Friday, April 12, 2013

Dietary Antioxidants vs Dietary Supplements: Which Are Better For Your Heart?

If you are what you eat, do you look more like Ronald McDonald or the Pillsbury Doughboy?  Or do you look more like some of the Olympic athletes?  Isn't it unfortunate that we can't bottle up their efforts, pop a pill, and look just as good as they do?  Unfortunately, it doesn't quite work that way, at least not yet.  Worse, modern day snake oil salesmen have preyed on our need for a quick fix by marketing any number of pills designed to make us look, feel & perform 20-30 years younger than our current chronologic age.
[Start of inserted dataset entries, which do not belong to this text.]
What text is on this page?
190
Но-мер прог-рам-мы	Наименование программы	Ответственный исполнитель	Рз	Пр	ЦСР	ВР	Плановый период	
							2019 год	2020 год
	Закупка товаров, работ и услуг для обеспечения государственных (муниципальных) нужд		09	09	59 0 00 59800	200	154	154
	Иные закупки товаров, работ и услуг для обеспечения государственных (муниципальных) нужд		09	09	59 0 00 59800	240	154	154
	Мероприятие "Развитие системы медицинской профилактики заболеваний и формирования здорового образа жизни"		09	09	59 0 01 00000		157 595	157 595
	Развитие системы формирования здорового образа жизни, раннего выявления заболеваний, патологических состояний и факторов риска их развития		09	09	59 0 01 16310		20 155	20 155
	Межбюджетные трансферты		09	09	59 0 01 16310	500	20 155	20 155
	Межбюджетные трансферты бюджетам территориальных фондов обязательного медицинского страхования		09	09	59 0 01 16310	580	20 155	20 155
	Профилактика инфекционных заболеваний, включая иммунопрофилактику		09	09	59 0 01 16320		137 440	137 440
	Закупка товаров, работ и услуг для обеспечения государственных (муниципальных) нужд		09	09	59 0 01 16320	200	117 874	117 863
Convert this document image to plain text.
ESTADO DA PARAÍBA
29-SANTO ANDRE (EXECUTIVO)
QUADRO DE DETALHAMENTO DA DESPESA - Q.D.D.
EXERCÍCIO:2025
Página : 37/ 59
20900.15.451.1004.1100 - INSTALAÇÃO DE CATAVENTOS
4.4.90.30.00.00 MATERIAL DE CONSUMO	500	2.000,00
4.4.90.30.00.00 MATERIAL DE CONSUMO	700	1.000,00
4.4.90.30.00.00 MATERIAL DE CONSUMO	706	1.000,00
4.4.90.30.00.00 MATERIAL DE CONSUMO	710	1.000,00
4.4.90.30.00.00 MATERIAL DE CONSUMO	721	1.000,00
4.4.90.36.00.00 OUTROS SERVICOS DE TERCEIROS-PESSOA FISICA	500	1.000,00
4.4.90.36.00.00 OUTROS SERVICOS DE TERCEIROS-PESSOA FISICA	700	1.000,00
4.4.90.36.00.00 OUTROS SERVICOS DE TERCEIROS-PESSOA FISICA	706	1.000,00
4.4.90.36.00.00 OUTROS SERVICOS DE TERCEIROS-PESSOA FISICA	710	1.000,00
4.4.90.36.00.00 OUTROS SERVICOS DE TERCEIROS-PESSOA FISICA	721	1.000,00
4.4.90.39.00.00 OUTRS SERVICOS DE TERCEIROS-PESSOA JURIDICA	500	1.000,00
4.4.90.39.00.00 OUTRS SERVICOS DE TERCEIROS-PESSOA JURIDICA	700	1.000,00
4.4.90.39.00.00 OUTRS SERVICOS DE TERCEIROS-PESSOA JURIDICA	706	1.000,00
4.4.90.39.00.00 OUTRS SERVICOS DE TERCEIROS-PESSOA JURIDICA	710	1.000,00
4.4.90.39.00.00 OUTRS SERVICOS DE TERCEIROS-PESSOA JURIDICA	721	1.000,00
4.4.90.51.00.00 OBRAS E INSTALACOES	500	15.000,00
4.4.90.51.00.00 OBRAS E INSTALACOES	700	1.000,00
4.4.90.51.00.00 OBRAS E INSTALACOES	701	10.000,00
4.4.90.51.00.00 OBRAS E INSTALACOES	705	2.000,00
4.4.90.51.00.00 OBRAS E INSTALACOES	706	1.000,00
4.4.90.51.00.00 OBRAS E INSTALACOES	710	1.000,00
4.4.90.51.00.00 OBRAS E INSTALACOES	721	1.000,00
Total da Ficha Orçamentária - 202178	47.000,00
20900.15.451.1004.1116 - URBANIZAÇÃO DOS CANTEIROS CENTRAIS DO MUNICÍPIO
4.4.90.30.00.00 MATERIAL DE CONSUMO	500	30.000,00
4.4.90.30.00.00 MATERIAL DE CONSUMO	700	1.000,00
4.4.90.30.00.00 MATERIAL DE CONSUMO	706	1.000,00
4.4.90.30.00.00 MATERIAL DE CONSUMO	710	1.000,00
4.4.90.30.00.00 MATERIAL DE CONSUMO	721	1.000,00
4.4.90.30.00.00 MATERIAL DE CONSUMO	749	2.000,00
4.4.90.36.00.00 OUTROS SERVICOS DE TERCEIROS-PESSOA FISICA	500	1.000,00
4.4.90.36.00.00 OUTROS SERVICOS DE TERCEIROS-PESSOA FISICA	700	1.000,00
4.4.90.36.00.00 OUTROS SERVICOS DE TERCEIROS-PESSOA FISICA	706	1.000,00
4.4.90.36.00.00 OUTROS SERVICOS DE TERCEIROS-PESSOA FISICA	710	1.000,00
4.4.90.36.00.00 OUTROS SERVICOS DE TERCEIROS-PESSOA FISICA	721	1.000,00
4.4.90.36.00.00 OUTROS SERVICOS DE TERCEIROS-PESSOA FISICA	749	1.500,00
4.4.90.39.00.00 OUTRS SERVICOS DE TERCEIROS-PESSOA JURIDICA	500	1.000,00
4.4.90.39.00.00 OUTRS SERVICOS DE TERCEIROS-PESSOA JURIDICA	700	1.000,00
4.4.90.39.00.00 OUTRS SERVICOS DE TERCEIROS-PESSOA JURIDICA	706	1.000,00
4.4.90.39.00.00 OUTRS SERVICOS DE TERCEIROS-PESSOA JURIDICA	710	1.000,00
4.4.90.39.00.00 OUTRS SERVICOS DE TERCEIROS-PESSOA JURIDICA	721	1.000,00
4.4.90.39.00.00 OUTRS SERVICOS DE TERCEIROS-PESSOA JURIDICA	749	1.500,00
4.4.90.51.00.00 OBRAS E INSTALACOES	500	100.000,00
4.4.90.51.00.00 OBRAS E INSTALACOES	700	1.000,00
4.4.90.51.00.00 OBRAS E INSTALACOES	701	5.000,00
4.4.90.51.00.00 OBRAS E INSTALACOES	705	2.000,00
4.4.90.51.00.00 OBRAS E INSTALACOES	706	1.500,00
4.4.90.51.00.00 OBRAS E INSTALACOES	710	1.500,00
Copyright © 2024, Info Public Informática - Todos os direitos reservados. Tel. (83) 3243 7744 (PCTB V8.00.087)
An 11yr prospective population-based cohort study of 49-83yo Swedish women was published early online last week in the American Journal of Medicine in which the authors concluded that total dietary antioxidant as estimated by Oxygen Radical Absorbance Capacity (ORAC) was inversely associated with heart failure risk.  In other words, eating healthy just might help lower one's risk for heart failure by up to 42%..  Now isn't that a nice incentive to do the right thing?  Try combining these results with an earlier one in which the Mediterranean diet plus either olive oil or nuts was associated w/lower risk of heart disease.  


Unfortunately, you can't yet bottle these findings into a handful of pills, although that's probably not going to stop any manufacturer from making unsubstantiated claims generalized from this study.  Recall that this study is one of dietary antioxidants, not dietary supplements.  We just don't have the evidence to demonstrate much benefit from popping pills.  So go out there & eat healthy.